OPINION. « Le travail : la première et la meilleure des protections sociales », par Samuel Tual, vice-président du MEDEF

Samuel Tual, Président d’Actual group et Vice-président du MEDEF.
LTD / Sylvain Malmouche

Samuel Tual, Président d’Actual group et Vice-président du MEDEF.
LTD / Sylvain Malmouche
Alors que la France pourrait perdre plus de 3 millions d’habitants d’ici à 2070, selon les derniers chiffres de l’INSEE, le financement de notre modèle social constituera l’une des questions qui va animer l’élection présidentielle à venir. Nul doute que le débat s’intéressera aux différentes assiettes de cotisation, mais l’on serait bien mal avisé de ne pas aborder également l’enjeu d’augmenter le nombre de cotisants.
Car, aujourd’hui encore, un grand nombre de nos concitoyens en âge de travailler restent à l’écart de l’emploi en raison de freins bien identifiés - mobilité, garde d’enfants, inadéquation des compétences - et d’un cadre réglementaire trop rigide.
Les jeunes en sont les premières victimes : leur taux de chômage dépasse 20 %, près d’un an et demi s’écoule en moyenne entre la fin des études et l’accès à un premier emploi stable, et environ 1,5 million d’entre eux ne sont aujourd’hui ni en emploi, ni en études, ni en formation.
À l’heure où l’objectif du plein-emploi semble s’éloigner, chaque point de taux d’emploi perdu représente des milliards de cotisations en moins. Pour que davantage d’actifs s’intègrent durablement sur le marché du travail, trois conditions doivent être remplies.
Le travail doit tout d’abord être choisi. On débat souvent du bien-être des salariés, en oubliant parfois la qualité du travail lui-même : l’autonomie des salariés, la capacité d’expression, la reconnaissance sont autant d’aspects fondamentaux pour les actifs. Ce constat est particulièrement vérifiable dans les métiers du geste, qui concentrent les pénuries les plus structurelles et les conditions les plus exigeantes.
Chaque dimanche, l’essentiel de l’actualité économique, politique et sociétale.

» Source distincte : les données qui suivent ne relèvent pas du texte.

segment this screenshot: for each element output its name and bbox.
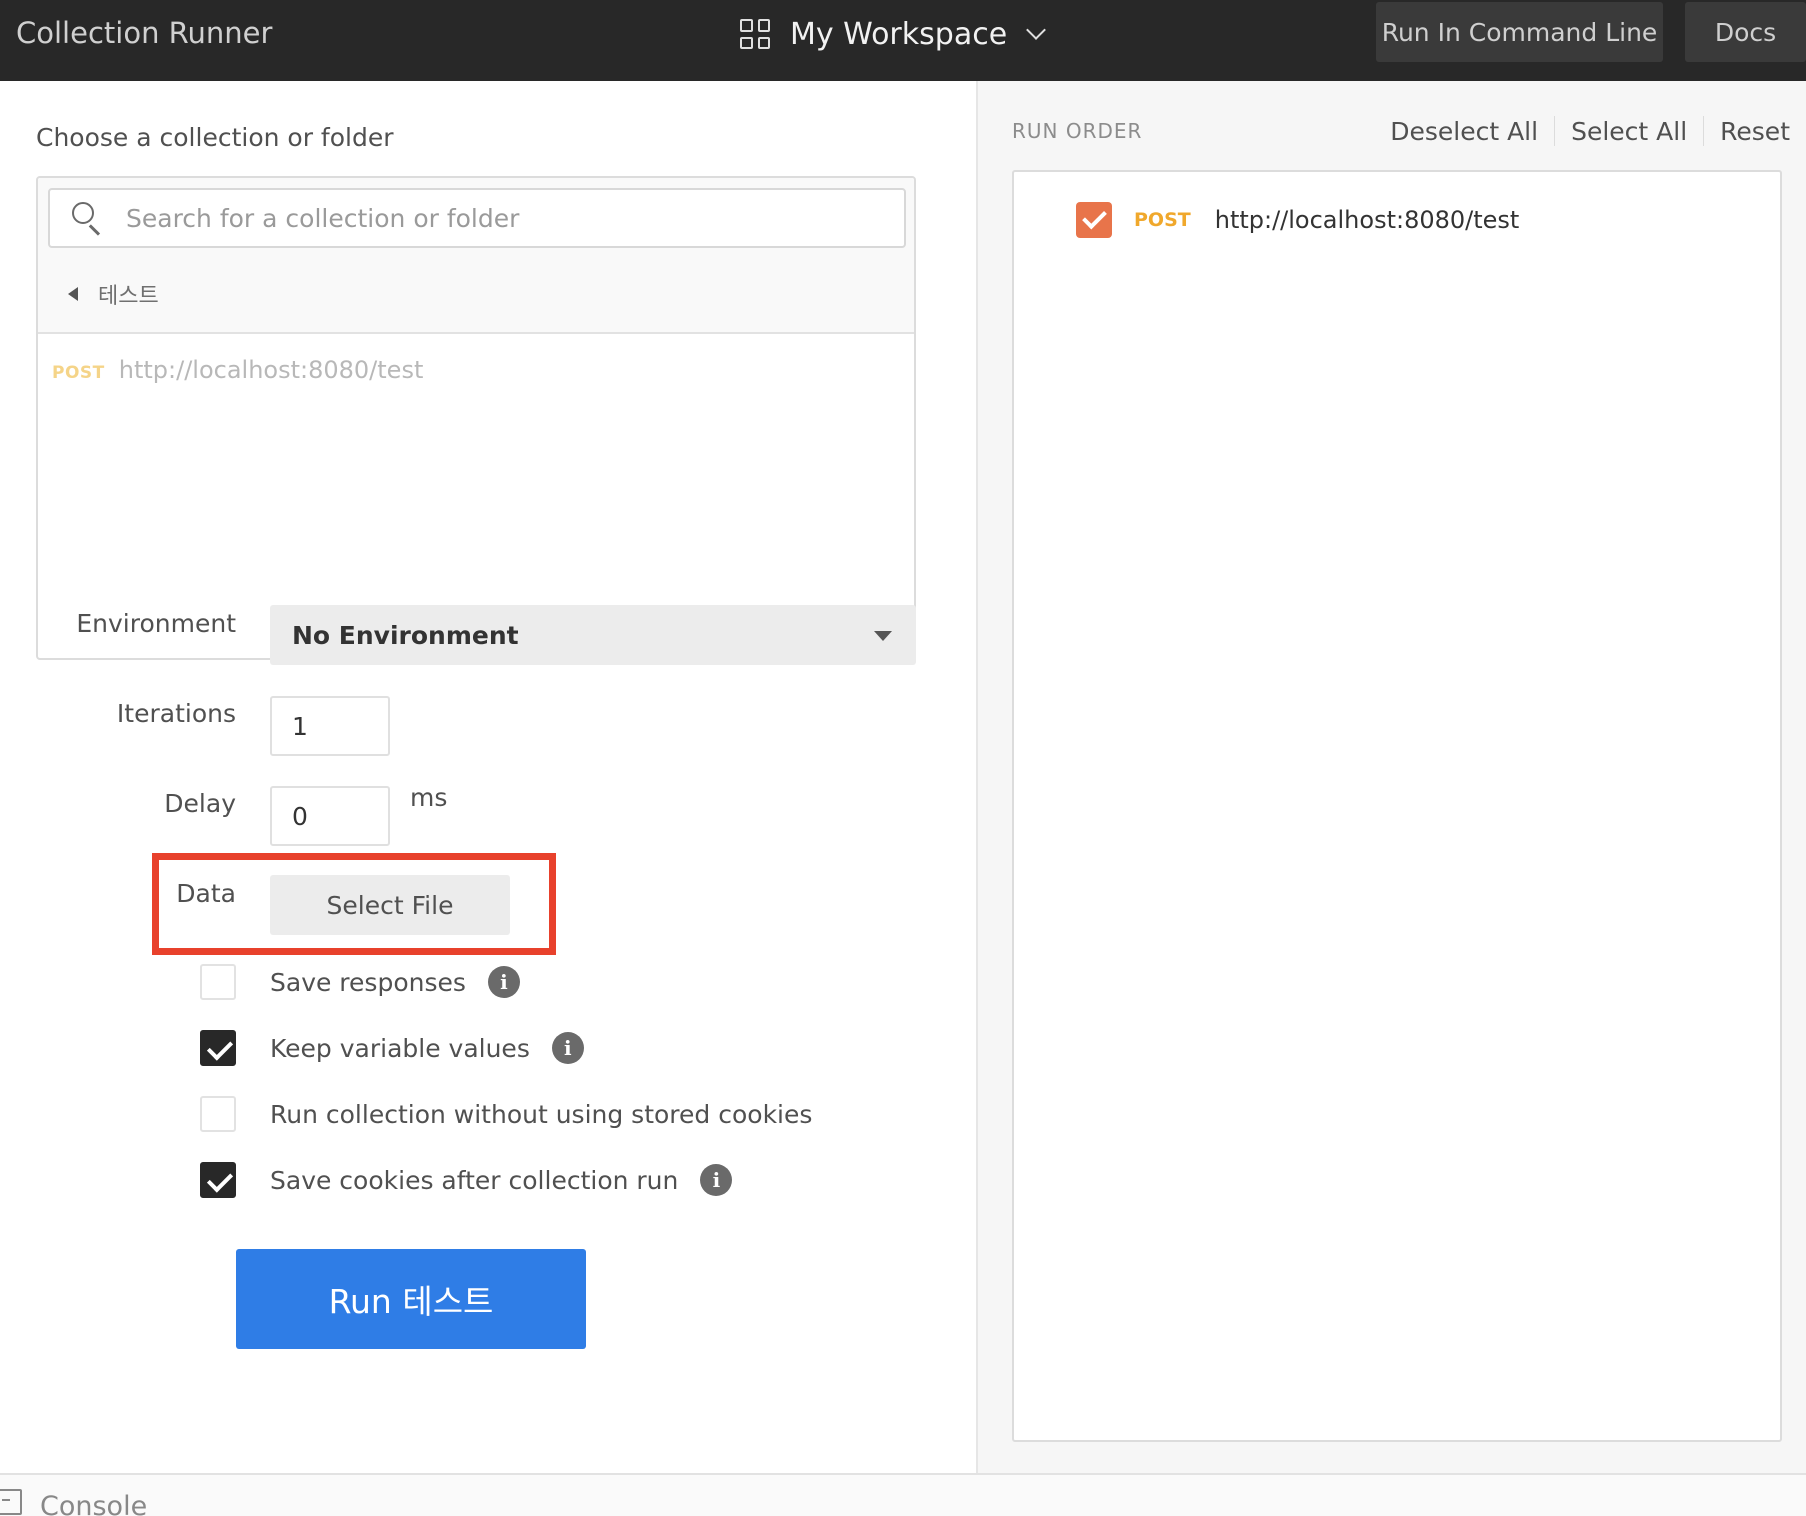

Ils ont pourtant un atout indéniable : ils ne sont pas automatisables. Là où l’intelligence artificielle pousse les emplois du tertiaire à se réinventer, les métiers manuels constituent le socle irremplaçable de notre base cotisante. Investir dans leur attractivité est donc une condition essentielle de la soutenabilité de notre modèle social.
Le travail doit ensuite payer davantage. Pour les actifs aux revenus modestes, chaque heure supplémentaire travaillée peut se traduire par une perte de prestations sociales, et paradoxalement, par une baisse de revenu. Ces trappes à inactivité peuvent décourager certains actifs à reprendre un emploi, de peur de voir leur pouvoir d’achat diminuer. Or pour être attractif, le travail doit toujours être plus rémunérateur que l’inactivité.
Toute réforme du financement qui ignore ces trappes à inactivité est vouée à l’échec, car chaque individu remis sur le chemin de l’emploi, c’est un cotisant de plus et un allocataire de moins.
Le travail doit enfin être accessible au plus grand nombre. Cela suppose d’abord de préserver les voies d’entrée des plus jeunes. L’apprentissage a connu en 2025 sa première baisse en près de dix ans, sous l’effet de la réduction des aides à l’embauche : il faut sécuriser ce qui reste l’une des meilleures passerelles vers l’emploi qualifié.
Le travail étudiant, qui permet d’acquérir une première expérience et de raccourcir le délai d’accès à l’emploi, gagnerait lui aussi à être encouragé. Il faut aussi lever les freins réglementaires qui entravent les acteurs de terrain.
La suppression du délai de carence dans l’intérim pour certains publics - seniors, jeunes peu qualifiés, bénéficiaires du RSA - représenterait jusqu’à 80 000 emplois supplémentaires. La création d’un cas de recours spécifique pour les seniors activerait par ailleurs un vivier de cotisants expérimentés.
La mission sur le financement de la protection sociale initiée par le Président de la République sera incomplète si elle se limite à arbitrer entre assiettes et prélèvements. Avant de chercher de nouvelles sources de financement, donnons-nous les moyens d’activer tous les cotisants potentiels. Car le travail devrait toujours être ce qu’il n’aurait jamais dû cesser d’être : la première et la meilleure des protections sociales.